Down a pound from last week. A little surprised, given I ate another mega box of cereal and three king size anger Kit Kats this week, but hey, I’m not complaining.
They weren’t all anger Kit Kats; only one of them was. It’s just fun to say.
I rewarded myself with non-food items.
I’m sorry, but I don’t have anything cerebral or deep today, either.
It’s not that I’m superficial. Like most reasonably intelligent people, I’m extremely complex. I care about things. People.
There are many things I’d rather not discuss, and some I just plain can’t.
I can tell you all of the reasons why I didn’t call my aunt back last night.
- I was working.
- I didn’t want to talk about my weight.
- It was Friday night, which means she had probably been drinking prior to calling me.
I can tell she’s been drinking because of that and because she slurs, calls me by my cousin’s name, and badmouths my father. To me.
Aidan told me I was really quiet last night. I can tell you why that was:
- I was deep in thought, as I often am.
- I’m annoyed with him for choosing to ignore the tugger routes (and my advice to follow them).

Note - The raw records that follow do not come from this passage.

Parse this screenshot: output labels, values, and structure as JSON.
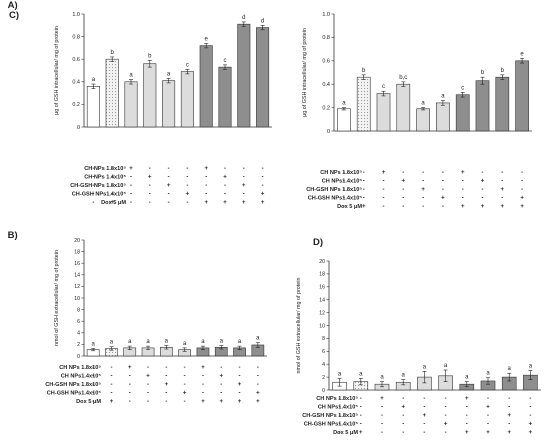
{
  "chart_data": [
    {
      "type": "bar",
      "panel": "A)",
      "ylabel": "μg of GSH intracellular/ mg of protein",
      "ylim": [
        0,
        1.0
      ],
      "yticks": [
        "0",
        "0.2",
        "0.4",
        "0.6",
        "0.8",
        "1.0"
      ],
      "values": [
        0.36,
        0.6,
        0.4,
        0.56,
        0.41,
        0.49,
        0.72,
        0.53,
        0.91,
        0.88
      ],
      "errors": [
        0.02,
        0.02,
        0.02,
        0.03,
        0.02,
        0.02,
        0.02,
        0.02,
        0.02,
        0.02
      ],
      "letters": [
        "a",
        "b",
        "a",
        "b",
        "a",
        "c",
        "e",
        "c",
        "d",
        "d"
      ],
      "fills": [
        "white",
        "dots",
        "light",
        "light",
        "light",
        "light",
        "dark",
        "dark",
        "dark",
        "dark"
      ],
      "rows": [
        {
          "label": "CH NPs 1.8x10⁵",
          "marks": [
            "-",
            "-",
            "+",
            "-",
            "-",
            "-",
            "+",
            "-",
            "-",
            "-"
          ]
        },
        {
          "label": "CH NPs 1.4x10⁵",
          "marks": [
            "-",
            "-",
            "-",
            "+",
            "-",
            "-",
            "-",
            "+",
            "-",
            "-"
          ]
        },
        {
          "label": "CH-GSH NPs 1.8x10⁵",
          "marks": [
            "-",
            "-",
            "-",
            "-",
            "+",
            "-",
            "-",
            "-",
            "+",
            "-"
          ]
        },
        {
          "label": "CH-GSH NPs1.4x10⁵",
          "marks": [
            "-",
            "-",
            "-",
            "-",
            "-",
            "+",
            "-",
            "-",
            "-",
            "+"
          ]
        },
        {
          "label": "Dox 5 μM",
          "marks": [
            "-",
            "+",
            "-",
            "-",
            "-",
            "-",
            "+",
            "+",
            "+",
            "+"
          ]
        }
      ]
    },
    {
      "type": "bar",
      "panel": "C)",
      "ylabel": "μg of GSH intracellular/ mg of protein",
      "ylim": [
        0,
        1.0
      ],
      "yticks": [
        "0",
        "0.2",
        "0.4",
        "0.6",
        "0.8",
        "1.0"
      ],
      "values": [
        0.19,
        0.46,
        0.32,
        0.4,
        0.19,
        0.24,
        0.31,
        0.43,
        0.46,
        0.6
      ],
      "errors": [
        0.01,
        0.02,
        0.02,
        0.02,
        0.01,
        0.02,
        0.02,
        0.03,
        0.02,
        0.02
      ],
      "letters": [
        "a",
        "b",
        "c",
        "b,c",
        "a",
        "a",
        "c",
        "b",
        "b",
        "e"
      ],
      "fills": [
        "white",
        "dots",
        "light",
        "light",
        "light",
        "light",
        "dark",
        "dark",
        "dark",
        "dark"
      ],
      "rows": [
        {
          "label": "CH NPs 1.8x10⁵",
          "marks": [
            "-",
            "-",
            "+",
            "-",
            "-",
            "-",
            "+",
            "-",
            "-",
            "-"
          ]
        },
        {
          "label": "CH NPs1.4x10⁵",
          "marks": [
            "-",
            "-",
            "-",
            "+",
            "-",
            "-",
            "-",
            "+",
            "-",
            "-"
          ]
        },
        {
          "label": "CH-GSH NPs 1.8x10⁵",
          "marks": [
            "-",
            "-",
            "-",
            "-",
            "+",
            "-",
            "-",
            "-",
            "+",
            "-"
          ]
        },
        {
          "label": "CH-GSH NPs1.4x10⁵",
          "marks": [
            "-",
            "-",
            "-",
            "-",
            "-",
            "+",
            "-",
            "-",
            "-",
            "+"
          ]
        },
        {
          "label": "Dox 5 μM",
          "marks": [
            "-",
            "+",
            "-",
            "-",
            "-",
            "-",
            "+",
            "+",
            "+",
            "+"
          ]
        }
      ]
    },
    {
      "type": "bar",
      "panel": "B)",
      "ylabel": "nmol of GSH extracellular/ mg of protein",
      "ylim": [
        0,
        20
      ],
      "yticks": [
        "0",
        "2",
        "4",
        "6",
        "8",
        "10",
        "12",
        "14",
        "16",
        "18",
        "20"
      ],
      "values": [
        1.1,
        1.3,
        1.4,
        1.4,
        1.5,
        1.1,
        1.4,
        1.5,
        1.4,
        1.9
      ],
      "errors": [
        0.2,
        0.3,
        0.3,
        0.3,
        0.3,
        0.3,
        0.3,
        0.3,
        0.3,
        0.4
      ],
      "letters": [
        "a",
        "a",
        "a",
        "a",
        "a",
        "a",
        "a",
        "a",
        "a",
        "a"
      ],
      "fills": [
        "white",
        "dots",
        "light",
        "light",
        "light",
        "light",
        "dark",
        "dark",
        "dark",
        "dark"
      ],
      "rows": [
        {
          "label": "CH NPs 1.8x10⁵",
          "marks": [
            "-",
            "-",
            "+",
            "-",
            "-",
            "-",
            "+",
            "-",
            "-",
            "-"
          ]
        },
        {
          "label": "CH NPs1.4x10⁵",
          "marks": [
            "-",
            "-",
            "-",
            "+",
            "-",
            "-",
            "-",
            "+",
            "-",
            "-"
          ]
        },
        {
          "label": "CH-GSH NPs 1.8x10⁵",
          "marks": [
            "-",
            "-",
            "-",
            "-",
            "+",
            "-",
            "-",
            "-",
            "+",
            "-"
          ]
        },
        {
          "label": "CH-GSH NPs1.4x10⁵",
          "marks": [
            "-",
            "-",
            "-",
            "-",
            "-",
            "+",
            "-",
            "-",
            "-",
            "+"
          ]
        },
        {
          "label": "Dox 5 μM",
          "marks": [
            "-",
            "+",
            "-",
            "-",
            "-",
            "-",
            "+",
            "+",
            "+",
            "+"
          ]
        }
      ]
    },
    {
      "type": "bar",
      "panel": "D)",
      "ylabel": "nmol of GSH extracellular/ mg of protein",
      "ylim": [
        0,
        20
      ],
      "yticks": [
        "0",
        "2",
        "4",
        "6",
        "8",
        "10",
        "12",
        "14",
        "16",
        "18",
        "20"
      ],
      "values": [
        1.2,
        1.3,
        0.9,
        1.2,
        2.0,
        2.2,
        0.9,
        1.4,
        2.0,
        2.3
      ],
      "errors": [
        0.6,
        0.5,
        0.4,
        0.4,
        0.9,
        0.9,
        0.4,
        0.5,
        0.6,
        0.7
      ],
      "letters": [
        "a",
        "a",
        "a",
        "a",
        "a",
        "a",
        "a",
        "a",
        "a",
        "a"
      ],
      "fills": [
        "white",
        "dots",
        "light",
        "light",
        "light",
        "light",
        "dark",
        "dark",
        "dark",
        "dark"
      ],
      "rows": [
        {
          "label": "CH NPs 1.8x10⁵",
          "marks": [
            "-",
            "-",
            "+",
            "-",
            "-",
            "-",
            "+",
            "-",
            "-",
            "-"
          ]
        },
        {
          "label": "CH NPs1.4x10⁵",
          "marks": [
            "-",
            "-",
            "-",
            "+",
            "-",
            "-",
            "-",
            "+",
            "-",
            "-"
          ]
        },
        {
          "label": "CH-GSH NPs 1.8x10⁵",
          "marks": [
            "-",
            "-",
            "-",
            "-",
            "+",
            "-",
            "-",
            "-",
            "+",
            "-"
          ]
        },
        {
          "label": "CH-GSH NPs1.4x10⁵",
          "marks": [
            "-",
            "-",
            "-",
            "-",
            "-",
            "+",
            "-",
            "-",
            "-",
            "+"
          ]
        },
        {
          "label": "Dox 5 μM",
          "marks": [
            "-",
            "+",
            "-",
            "-",
            "-",
            "-",
            "+",
            "+",
            "+",
            "+"
          ]
        }
      ]
    }
  ],
  "colors": {
    "white": "#ffffff",
    "dots": "#f1f1f1",
    "light": "#dcdcdc",
    "dark": "#8e8e8e",
    "stroke": "#333333"
  }
}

You might be thinking: Is there anyone this woman is happy with, right now?
Sure. My kids are getting along fabulously at the moment. They send me the sweetest videos while I’m at work. David’s been helpful without overdoing it. Like Evan, Rick, James, and Daniel were.
As in, they’re aware that I can do a lot of things on my own, but offer help when needed.
Derek has always been good at making me laugh. No less so, lately. He’s also been very supportive of my schedule change.
Eddie seems pleased with my work. I miss Sherry B. I’m getting to know Gavin a bit better. He’s talking to me more than he used to when he was in receiving.
Evan gives good counsel. And, I don’t know how but he’s goddamned always right.
So, yeah, it might sound like I’m whining a little about a couple of people, and maybe I am. But actually, I’m pretty impressed with most everyone.